This article is a part of Arduino / ATmega328p Embedded C Firmware Programming Tutorial. Consider exploring the course home page for articles on similar topics.
Also visit the Release Page for Register Level Embedded C Hardware Abstraction Library and Code for AVR.
This section discusses the AVR CPU Core, ALU, Status Register, Stack Pointer, Interrupt handling, and Instruction processing. The main function of the CPU core is to ensure correct program execution. The AVR CPU is capable to access memories, perform calculations, control peripherals, and handle interrupts.

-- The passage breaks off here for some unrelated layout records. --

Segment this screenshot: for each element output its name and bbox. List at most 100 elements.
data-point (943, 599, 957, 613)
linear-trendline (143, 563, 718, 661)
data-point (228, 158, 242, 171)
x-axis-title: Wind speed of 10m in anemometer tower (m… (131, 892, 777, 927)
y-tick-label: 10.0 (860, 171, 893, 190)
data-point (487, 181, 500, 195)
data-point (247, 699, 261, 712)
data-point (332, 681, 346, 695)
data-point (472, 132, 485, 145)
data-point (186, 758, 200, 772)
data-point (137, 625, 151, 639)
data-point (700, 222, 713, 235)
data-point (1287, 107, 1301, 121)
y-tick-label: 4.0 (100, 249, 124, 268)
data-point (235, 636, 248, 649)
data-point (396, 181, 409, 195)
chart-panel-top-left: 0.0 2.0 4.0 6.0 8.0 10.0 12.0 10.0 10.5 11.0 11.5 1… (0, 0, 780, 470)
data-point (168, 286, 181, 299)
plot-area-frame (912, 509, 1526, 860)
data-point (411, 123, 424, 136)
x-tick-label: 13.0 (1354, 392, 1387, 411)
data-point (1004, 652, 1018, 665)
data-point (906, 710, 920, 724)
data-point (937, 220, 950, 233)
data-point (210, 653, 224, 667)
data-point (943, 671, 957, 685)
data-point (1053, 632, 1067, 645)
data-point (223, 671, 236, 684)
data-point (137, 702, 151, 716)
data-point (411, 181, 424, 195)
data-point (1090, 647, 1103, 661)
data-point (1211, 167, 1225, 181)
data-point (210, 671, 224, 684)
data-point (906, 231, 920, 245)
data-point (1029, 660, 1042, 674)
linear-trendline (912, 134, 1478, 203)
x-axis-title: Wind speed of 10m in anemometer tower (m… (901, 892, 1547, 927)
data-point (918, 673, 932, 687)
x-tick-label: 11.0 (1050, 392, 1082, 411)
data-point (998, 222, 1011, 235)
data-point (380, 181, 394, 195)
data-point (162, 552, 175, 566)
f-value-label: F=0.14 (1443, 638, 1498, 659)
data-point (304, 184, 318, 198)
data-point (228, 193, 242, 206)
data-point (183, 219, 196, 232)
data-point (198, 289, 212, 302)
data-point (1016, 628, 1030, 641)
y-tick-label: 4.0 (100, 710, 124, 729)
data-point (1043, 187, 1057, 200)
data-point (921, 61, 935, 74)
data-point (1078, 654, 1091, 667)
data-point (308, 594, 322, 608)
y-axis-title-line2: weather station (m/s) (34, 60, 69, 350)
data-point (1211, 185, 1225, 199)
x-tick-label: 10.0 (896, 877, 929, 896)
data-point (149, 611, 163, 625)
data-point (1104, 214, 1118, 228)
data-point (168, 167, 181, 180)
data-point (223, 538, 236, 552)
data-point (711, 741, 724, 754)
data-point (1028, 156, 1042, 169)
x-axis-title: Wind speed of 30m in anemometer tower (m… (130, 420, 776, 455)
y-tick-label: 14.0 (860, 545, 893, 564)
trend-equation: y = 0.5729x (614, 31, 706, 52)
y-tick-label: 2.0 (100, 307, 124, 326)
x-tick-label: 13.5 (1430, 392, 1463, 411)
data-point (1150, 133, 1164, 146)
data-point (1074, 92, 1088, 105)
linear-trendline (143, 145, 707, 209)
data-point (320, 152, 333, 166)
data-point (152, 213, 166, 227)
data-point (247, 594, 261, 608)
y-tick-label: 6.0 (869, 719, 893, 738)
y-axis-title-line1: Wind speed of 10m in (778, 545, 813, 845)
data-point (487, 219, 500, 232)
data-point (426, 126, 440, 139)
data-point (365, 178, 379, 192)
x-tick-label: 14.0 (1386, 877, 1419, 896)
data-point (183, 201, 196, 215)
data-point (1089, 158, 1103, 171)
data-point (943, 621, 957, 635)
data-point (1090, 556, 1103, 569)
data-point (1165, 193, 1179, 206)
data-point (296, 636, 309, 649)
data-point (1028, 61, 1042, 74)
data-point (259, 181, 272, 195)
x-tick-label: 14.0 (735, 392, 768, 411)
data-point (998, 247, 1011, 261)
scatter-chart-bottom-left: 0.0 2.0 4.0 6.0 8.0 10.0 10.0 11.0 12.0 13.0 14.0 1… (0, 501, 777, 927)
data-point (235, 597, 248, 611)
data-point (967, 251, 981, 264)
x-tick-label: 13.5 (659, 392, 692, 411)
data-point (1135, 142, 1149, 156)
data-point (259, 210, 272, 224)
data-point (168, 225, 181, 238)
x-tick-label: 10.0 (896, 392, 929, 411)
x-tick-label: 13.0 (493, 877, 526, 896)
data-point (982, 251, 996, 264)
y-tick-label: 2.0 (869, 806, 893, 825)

The components of the CPU were discussed in the AVR Architecture article.
What You Will Learn
- How the Arduino CPU works?
- How the CPU of AVR ATmega328p chip works?
- What are the CPU components of ATmega328p?
- What are the different CPU instructions in ATmega328p?
- How many CPU Registers are there in Arduino/ATmega328p?
8-Bit AVR CPU Operation
AVR uses a Harvard architecture – with separate memories and buses for program and data. Instructions in the program memory are executed with a single level pipelining. This improves performance and parallelism. While one instruction is being executed, the next instruction is pre-fetched from the program memory. This concept enables instructions to be executed in every clock cycle. The program memory is In-System Reprogrammable Flash memory.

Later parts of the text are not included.